A clear mailbox, is an accessible mailbox. Highway contractors delivering mail aren’t permitted to leave their car, or enter through a gate, when delivering mail. If your mail box isn’t accessible from a car, then your mail will be waiting for pick up at the Post Office.
A clear mailbox, is an accessible mailbox. Highway contractors delivering mail aren’t permitted to leave their car, or enter through a gate, when delivering mail. If your mail box isn’t accessible from a car, then your mail will be waiting for pick up at the Post Office.
Inclement weather, ice deluges, unplowed roads — there’s a lot getting in the way of mail carriers trying to deliver parcels and letters.
Despite all the obstacles, White Salmon Post Office Postmaster Susan Gross has yet to cancel a delivery route. “My requirement is, that they do go out and run the route, and they do deliver within the guidelines: the mailbox is clear, and the roads are plowed,” Gross explained. “I’ve never canceled a route. We try really hard to get it to the customer, every single day.”
Residences with mailboxes have to either have a 30-foot swatch of cleared road leading up to a mailbox, or a cleared driveway with car-accessible delivery in order for mail to be administered — and no garbage cans blocking access.
“For us, it’s full access,” Gross noted. “We’re not authorized to go through a gate. If the roads aren’t plowed, the instruction I’ve given them [mail carriers] is ‘don’t go down it.’ If the mailboxes aren’t plowed out, basically a 30-foot swath, and they’re aren’t able to get up to the box without getting out, they don’t deliver.”

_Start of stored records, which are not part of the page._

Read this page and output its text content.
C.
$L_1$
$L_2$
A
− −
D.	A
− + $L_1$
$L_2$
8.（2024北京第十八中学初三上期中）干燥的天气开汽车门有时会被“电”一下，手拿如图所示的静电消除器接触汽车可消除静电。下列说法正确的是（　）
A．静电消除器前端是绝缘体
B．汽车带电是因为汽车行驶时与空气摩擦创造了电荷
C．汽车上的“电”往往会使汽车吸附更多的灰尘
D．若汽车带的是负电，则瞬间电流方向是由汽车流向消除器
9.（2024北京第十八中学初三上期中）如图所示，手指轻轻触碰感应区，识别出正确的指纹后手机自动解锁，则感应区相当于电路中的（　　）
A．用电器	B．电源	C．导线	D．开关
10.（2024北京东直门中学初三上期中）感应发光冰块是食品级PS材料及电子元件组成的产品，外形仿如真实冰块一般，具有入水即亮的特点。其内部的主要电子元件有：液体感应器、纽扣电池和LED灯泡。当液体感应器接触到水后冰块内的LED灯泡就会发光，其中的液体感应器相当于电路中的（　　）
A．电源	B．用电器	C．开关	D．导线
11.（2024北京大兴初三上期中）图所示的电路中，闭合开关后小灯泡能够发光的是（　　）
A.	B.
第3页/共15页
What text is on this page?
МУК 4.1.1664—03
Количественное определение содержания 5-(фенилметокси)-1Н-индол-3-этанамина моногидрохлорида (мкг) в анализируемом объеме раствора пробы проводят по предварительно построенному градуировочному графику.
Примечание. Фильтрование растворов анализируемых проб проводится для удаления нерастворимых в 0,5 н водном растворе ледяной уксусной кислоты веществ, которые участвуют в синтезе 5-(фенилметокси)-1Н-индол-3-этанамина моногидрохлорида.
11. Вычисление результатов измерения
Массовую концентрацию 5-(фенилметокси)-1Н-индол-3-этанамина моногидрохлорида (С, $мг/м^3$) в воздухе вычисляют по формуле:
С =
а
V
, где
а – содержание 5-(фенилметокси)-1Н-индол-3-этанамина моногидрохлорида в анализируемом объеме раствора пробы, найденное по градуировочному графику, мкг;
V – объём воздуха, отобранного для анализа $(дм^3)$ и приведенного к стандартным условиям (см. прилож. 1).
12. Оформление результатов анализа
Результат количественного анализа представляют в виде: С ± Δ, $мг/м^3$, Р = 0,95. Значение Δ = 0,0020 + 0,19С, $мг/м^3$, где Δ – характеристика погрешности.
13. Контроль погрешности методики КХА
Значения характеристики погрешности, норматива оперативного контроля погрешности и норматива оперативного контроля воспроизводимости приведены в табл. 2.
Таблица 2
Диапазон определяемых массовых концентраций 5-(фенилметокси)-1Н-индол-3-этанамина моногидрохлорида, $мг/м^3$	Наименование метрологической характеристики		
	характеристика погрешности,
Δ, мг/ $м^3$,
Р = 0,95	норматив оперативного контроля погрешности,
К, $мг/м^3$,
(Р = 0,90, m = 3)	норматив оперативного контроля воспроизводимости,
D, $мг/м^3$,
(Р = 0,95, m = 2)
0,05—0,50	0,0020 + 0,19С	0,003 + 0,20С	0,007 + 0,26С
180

Gross stresses residents with mailboxes can’t just dig a path to their box and expect mail. “Some people are just digging a path into [the mailbox], and we’re not to get out of our vehicles,” she said.
“We really want to give the customer their mail, we really do, because it’s a lot of work for the clerks that don’t know the case to go back and find their mail,” explained Gross. “So, we work really hard in getting it all delivered every day, but they’re just in this snow.”
When a mailbox is snowed in, or “plowed in,” mail carriers hold the day’s delivery and bring it back to the White Salmon Post Office. Currently, the storage area of the Post Office is littered carts of packages waiting for a clear mailbox, or plowed road.
Each address has a designated slot within the Post Office, when mail can’t be delivered it’s held in the reserved spot until the resident picks it up, roads are plowed, or access to the mailbox is cleared. Addresses are grouped by route, like the Snowden route, Glenwood, or Loop Road.
Gross said people generally know they’re not getting mail delivered because their box is plowed in, “That’s pretty typical this time of year,” she said.
Before arriving at the White Salmon Post Office, mail is routed from Portland, Ore., to The Dalles, and then arrives in town. The past week’s timetable has been an issue. “It’s been delayed every day this week,” said Gross, “except Saturday.”
When mail is held due to mailboxes being inaccessible, there isn’t necessarily a hold limit although it depends on whether the customer is new to the area, Gross noted. “That is a knowledge the carriers have,” she said. “They know that customers there, they know that they’re either snowed in, or they’re a snowbird. We don’t send the mail back. A new customer coming in, we hold it for 20 days and they have 20 days to come in and say ‘we’re here, we’d like to get mail.’”
However, individuals requesting a mail hold have to request the hold for a minimum of three days, and can extend the hold to a maximum of 30 days before retrieving mail.
For those whose mailboxes are plowed in, mail can be picked up at the Post Office during operation hours Monday through Friday from 9 a.m. to 5 p.m. Gross says the Post Office’s five highway contractors who deliver mail are at full force, and will deliver if a box meets all accessibility requirements.
“We’re really pretty good,” Gross said with a laugh. “I’m not bragging, I’m just saying.”